The morning of May 5, 1865. The war weary townspeople of Waterloo, New York, continued the recent Sunday ritual of placing flowers, wreaths, and crosses on the graves of their fallen soldiers in their local cemetery. Much the same was happening throughout the country, in both the Northern and Southern states, as Americans slowly healed the wounds that ravaged our young nation during the Great Civil War.
That same day, Henry C. Welles, a druggist in the village of Waterloo, suggested at a social gathering that a more organized and official honor should be shown to the patriotic dead of the Civil War.
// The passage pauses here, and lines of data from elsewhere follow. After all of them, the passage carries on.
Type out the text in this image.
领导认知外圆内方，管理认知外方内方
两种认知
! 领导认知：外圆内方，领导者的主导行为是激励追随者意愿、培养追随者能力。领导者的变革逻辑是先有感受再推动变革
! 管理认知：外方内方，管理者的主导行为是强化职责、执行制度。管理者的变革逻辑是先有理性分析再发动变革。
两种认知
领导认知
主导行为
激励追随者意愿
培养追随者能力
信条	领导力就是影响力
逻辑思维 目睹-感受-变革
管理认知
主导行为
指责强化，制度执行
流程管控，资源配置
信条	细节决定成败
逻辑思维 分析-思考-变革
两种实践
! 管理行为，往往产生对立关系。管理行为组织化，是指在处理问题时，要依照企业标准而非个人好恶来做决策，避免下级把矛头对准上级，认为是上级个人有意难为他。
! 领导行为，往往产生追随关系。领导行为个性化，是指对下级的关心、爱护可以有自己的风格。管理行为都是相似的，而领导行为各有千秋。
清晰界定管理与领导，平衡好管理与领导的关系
That idea was embraced by those in attendance, and from there a movement began to take shape.
On May 5, 1866, additional civic societies joined the procession to the three existing cemeteries and were led by veterans marching to martial music. At each cemetery there were impressive and lengthy services including speeches by General Murray and a local clergyman. The ceremonies were repeated again on May 5, 1867.
The following year, Retired Major General Jonathan A. Logan planned another ceremony, this time for the soldiers who survived the war. He led the veterans through town to the cemetery to decorate their comrades' graves with flags. This group was generally referred to as the "Old Guard." It was not a happy celebration, it was a memorial. The townspeople called it Decoration Day. During that memorial ceremony, the General delivered the following proclamation excerpt;
Retired Major General Loan's proclamation;
"The 30th of May, 1868, is designated for the purpose of strewing with flowers, or otherwise decorating the graves of comrades who died in defense of their country and during the late rebellion, and whose bodies now lie in almost every city, village and hamlet churchyard in the land. In this observance no form of ceremony is prescribed, but posts and comrades will in their own way arrange such fitting services and testimonials of respect as circumstances may permit."
There are many stories as to its actual beginnings, with over two dozen cities and towns laying claim to being the birthplace of Memorial Day. There is also evidence that organized women's groups in the South were decorating graves even before the end of the Civil War. A hymn published in 1867, "Kneel Where Our Loves are Sleeping" by Nella L. Sweet, carried the dedication "To The Ladies of the South who are Decorating the Graves of the Confederate Dead" (Source: Duke University's Historic American Sheet Music, 1850-1920).
At the first official memorial, flowers were placed on the graves of both the Union and Confederate soldiers at Arlington National Cemetery.